Except, when python's pants are on, it makes gold records.
I haven't looked to see if there are any explicit optimizations, but your statement is ridiculous; an effective IO strategy can have an enormous effect on performance.
Any reason why you didn't use Hadoop for this, then run batch jobs to extract summaries?
http://tartarus.org/james/diary/2008/06/17/widefinder-final-...
Reading data from a file handle into a buffer is a trivial operation. It's what you do with that data afterwards that is important. In C (or Go) you have complete control over what happens next. As for Python, I don't know what happens, but I don't see how it could possibly be more efficient than any other sane language.
If that is all you're doing, then yes; there isn't a much more efficient way of doing that.
In C (or Go) you have complete control over what happens next.
It is up to the programmer to know what to do next. Does haskell strike you as a language of micromanagement? Python can sometimes be multiples faster than command line grep. I haven't looked into why, but I have some ideas.
You are being incredibly vague and unhelpful.
If you don't understand what I'm talking about, it doesn't make /me/ wrong. And just saying so is also not an appropriate response. I had a specific question that was answered by the OP, and was useful to me.
Hacker News comment threads are rarely a place of education, but I will reinterpret what you said as a question.
An IO strategy is how and when you make those system calls. Reading from disk takes a vast amount of time, during which you can be doing computation. To be fast, you should be asking for the appropriate amount of lookahead, at the correct offset. Is that 4k? 1Meg? 100Megs? 1GB? Do you use threads for this? Can you skip any of the input stream? Do you let the operating system, programming language, library, or program code decide how big the read is? Where that data is stored after being read from disk is also important. Especially fast strategies use mmap to avoid copying from kernel space into user space. And of course everything is always chunked at specific intervals, so knowing where those are can sometimes reduce the number of calls. The ability to optimize for these is one thing that makes dedicated database software so successful.
It is a dark art, and it is not expected that the average person know these things. If you happen to be the kind of person working on a programming language, it could be useful to be aware of them. Here are some quick links, but there is a vast amount written on the subject.
[http://lists.freebsd.org/pipermail/freebsd-current/2010-Augu...] [http://tangentsoft.net/wskfaq/articles/io-strategies.html]
Besides that, the grandparent is right: possibly every situation where Python was used as a systems programming language, Haskell could fit in (and more).
To give you an example of what is systems programming, I have helped developed operating systems kernels, virtual machine monitors, and distributed networked systems. All of these things would be considered systems programming.
See http://en.wikipedia.org/wiki/System_programming for more information.
Basically, you can't swing a dead cat without hitting monads in the Haskell library ecosystem; therefore, you'll need to know what they are.

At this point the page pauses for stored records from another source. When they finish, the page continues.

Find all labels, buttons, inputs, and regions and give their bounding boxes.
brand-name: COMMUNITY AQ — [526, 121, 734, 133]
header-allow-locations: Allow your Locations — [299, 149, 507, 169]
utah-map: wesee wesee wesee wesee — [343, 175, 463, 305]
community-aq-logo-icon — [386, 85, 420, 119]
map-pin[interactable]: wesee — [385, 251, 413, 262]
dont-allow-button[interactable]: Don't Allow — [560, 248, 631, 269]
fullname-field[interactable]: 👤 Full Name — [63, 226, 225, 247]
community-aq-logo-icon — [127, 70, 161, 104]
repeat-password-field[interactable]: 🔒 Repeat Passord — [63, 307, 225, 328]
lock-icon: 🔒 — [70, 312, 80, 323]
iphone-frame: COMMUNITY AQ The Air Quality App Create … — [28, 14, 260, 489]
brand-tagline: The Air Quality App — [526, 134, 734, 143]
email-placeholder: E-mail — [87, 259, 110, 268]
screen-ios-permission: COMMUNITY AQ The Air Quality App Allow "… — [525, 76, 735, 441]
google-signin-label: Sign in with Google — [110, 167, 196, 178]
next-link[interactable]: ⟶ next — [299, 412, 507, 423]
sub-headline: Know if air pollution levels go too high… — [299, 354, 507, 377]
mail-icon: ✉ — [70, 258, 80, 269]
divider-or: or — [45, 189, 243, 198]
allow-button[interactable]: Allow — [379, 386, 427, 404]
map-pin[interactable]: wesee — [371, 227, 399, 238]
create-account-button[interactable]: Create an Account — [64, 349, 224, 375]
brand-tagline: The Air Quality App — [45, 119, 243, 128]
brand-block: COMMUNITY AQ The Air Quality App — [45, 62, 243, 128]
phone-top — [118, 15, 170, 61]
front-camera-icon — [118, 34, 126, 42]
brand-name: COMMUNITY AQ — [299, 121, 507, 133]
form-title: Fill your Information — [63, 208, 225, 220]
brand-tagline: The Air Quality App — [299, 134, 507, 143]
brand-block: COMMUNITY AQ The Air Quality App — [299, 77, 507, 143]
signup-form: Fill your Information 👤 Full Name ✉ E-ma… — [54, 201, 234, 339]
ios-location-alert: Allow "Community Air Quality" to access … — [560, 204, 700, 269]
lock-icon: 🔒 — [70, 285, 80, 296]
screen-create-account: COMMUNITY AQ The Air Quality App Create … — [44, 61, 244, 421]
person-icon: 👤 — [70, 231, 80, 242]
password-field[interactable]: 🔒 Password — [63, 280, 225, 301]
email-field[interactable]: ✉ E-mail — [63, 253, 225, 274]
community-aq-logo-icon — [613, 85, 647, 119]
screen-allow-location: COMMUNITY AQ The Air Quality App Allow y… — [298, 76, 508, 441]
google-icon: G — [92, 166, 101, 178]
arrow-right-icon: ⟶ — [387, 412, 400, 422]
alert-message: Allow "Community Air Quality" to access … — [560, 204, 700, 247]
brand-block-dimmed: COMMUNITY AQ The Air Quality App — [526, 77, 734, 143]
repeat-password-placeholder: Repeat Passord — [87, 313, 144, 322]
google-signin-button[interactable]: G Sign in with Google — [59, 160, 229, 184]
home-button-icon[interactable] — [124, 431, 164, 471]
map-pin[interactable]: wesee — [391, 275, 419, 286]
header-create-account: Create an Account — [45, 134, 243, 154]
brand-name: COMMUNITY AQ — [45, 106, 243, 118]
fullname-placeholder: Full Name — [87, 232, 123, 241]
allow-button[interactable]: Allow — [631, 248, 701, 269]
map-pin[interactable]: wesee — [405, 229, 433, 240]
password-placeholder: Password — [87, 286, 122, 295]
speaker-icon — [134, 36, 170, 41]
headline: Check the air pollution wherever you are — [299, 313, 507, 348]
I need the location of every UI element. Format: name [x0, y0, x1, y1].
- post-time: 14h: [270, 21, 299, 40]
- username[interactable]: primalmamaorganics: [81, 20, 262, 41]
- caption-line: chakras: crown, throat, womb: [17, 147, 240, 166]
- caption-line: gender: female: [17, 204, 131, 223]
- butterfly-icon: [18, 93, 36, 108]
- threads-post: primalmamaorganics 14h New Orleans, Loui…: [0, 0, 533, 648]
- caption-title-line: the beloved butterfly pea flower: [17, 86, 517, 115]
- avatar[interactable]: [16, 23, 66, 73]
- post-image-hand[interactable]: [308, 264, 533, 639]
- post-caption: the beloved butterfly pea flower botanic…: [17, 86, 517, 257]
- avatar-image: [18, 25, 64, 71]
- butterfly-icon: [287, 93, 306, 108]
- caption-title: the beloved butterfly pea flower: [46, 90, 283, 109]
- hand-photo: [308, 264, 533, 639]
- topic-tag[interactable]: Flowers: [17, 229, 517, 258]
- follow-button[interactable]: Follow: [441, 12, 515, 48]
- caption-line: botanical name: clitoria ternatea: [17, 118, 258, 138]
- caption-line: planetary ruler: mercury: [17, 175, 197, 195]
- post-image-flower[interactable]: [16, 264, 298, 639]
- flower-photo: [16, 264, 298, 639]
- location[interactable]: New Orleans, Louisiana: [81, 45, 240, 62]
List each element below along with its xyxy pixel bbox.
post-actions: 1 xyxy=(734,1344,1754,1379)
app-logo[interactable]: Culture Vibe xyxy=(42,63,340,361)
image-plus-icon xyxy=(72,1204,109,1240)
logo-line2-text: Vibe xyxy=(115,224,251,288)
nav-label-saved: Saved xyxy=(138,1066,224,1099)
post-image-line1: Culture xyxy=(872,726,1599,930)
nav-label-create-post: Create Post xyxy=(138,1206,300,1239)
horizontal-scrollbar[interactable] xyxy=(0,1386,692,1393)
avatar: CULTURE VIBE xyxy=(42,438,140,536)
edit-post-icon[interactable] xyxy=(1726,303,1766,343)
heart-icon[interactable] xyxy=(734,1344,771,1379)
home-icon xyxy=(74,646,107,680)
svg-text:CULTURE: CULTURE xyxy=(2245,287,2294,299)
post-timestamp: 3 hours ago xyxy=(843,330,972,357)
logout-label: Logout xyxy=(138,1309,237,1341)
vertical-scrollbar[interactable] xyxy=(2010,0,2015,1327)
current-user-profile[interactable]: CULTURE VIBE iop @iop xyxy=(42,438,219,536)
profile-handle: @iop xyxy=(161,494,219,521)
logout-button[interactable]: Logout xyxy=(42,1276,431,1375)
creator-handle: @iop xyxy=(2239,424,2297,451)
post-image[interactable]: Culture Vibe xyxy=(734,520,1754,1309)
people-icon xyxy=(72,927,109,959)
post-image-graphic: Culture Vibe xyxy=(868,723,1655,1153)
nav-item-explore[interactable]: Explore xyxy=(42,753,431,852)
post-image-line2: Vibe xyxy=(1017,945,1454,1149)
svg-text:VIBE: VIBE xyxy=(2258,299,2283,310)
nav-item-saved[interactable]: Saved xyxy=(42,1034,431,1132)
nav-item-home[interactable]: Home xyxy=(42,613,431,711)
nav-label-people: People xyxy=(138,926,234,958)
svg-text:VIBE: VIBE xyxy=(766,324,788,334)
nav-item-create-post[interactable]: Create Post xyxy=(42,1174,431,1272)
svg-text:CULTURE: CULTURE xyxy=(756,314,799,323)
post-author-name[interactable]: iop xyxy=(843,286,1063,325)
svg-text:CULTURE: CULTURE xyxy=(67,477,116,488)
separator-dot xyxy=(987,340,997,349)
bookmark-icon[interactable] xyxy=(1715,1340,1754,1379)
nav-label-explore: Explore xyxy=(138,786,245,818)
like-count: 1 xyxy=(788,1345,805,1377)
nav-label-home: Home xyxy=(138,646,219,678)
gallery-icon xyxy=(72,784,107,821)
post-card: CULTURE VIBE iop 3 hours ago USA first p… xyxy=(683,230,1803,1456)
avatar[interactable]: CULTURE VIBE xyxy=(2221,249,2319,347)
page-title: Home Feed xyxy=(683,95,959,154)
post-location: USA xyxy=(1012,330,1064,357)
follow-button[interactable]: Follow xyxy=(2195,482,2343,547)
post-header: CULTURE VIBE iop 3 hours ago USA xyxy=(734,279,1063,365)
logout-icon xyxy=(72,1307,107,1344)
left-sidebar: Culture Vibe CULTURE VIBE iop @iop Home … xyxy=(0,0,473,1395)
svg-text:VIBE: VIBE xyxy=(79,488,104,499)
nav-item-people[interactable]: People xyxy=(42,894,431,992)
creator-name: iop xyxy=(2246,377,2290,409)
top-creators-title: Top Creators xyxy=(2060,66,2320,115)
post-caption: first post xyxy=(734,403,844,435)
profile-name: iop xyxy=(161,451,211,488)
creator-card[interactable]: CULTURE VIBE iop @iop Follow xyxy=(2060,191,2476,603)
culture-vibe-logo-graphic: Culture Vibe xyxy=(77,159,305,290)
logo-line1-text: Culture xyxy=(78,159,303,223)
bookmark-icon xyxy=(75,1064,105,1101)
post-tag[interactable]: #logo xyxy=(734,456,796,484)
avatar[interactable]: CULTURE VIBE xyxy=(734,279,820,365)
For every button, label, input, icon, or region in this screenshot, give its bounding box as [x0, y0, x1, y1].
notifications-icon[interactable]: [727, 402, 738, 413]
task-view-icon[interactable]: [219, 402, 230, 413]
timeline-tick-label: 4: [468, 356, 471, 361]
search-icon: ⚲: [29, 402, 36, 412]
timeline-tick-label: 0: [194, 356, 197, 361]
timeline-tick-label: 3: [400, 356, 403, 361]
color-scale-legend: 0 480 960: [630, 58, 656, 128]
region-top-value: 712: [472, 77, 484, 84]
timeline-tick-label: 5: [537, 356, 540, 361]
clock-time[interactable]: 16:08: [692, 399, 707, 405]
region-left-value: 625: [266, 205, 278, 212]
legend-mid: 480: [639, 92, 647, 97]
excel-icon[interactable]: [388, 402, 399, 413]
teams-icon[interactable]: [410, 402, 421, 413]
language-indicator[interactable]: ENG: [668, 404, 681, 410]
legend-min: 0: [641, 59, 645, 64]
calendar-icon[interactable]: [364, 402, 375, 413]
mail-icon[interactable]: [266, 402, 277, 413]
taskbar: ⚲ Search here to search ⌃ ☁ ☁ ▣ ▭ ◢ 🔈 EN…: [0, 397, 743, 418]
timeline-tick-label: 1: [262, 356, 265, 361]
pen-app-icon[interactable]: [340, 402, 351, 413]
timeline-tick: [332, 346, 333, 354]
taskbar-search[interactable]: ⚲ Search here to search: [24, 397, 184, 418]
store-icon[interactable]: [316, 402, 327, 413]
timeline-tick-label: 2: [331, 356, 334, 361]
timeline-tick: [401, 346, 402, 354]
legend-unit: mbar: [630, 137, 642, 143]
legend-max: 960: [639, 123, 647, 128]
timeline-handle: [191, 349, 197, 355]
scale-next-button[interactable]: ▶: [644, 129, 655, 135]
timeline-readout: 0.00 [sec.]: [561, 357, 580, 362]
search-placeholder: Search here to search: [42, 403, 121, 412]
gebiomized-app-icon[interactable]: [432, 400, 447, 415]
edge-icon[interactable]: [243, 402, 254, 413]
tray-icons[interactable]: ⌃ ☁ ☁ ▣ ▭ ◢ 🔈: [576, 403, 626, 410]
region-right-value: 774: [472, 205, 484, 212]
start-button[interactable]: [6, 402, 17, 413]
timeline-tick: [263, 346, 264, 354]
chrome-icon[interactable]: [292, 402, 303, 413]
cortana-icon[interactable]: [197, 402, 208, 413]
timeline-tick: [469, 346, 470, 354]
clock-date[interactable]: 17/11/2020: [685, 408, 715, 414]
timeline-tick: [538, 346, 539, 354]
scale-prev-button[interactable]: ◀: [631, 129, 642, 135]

In general, Java tends to be better for a long-running process while Haskell might be better for a one-off job (not to say that one couldn't do the other without problem though).
I'm not that familiar with JIT, but wouldn't compiling everything to native code ahead of time be at least as good as compiling parts that turn out to be slow, just in time? Is it about what sorts of optimizations to use, which you don't know until runtime?
Also, would this situation change given the fact that they're switching to LLVM?
JIT does, however, use cycles at runtime to do the actual compile. While I have seen benchmarks where JIT wins over AoT, I'd still bet that the balance favors traditional compilers.
I'm not familiar with how common these techniques are in production JVM's, but as they're becoming common in javascript implementations I'd assume it's equally common.
LLVM can both use a JIT and compile to native code. From what I've seen, ghc doesn't seem to be doing much different, so I'd assume they're compiling to native code still.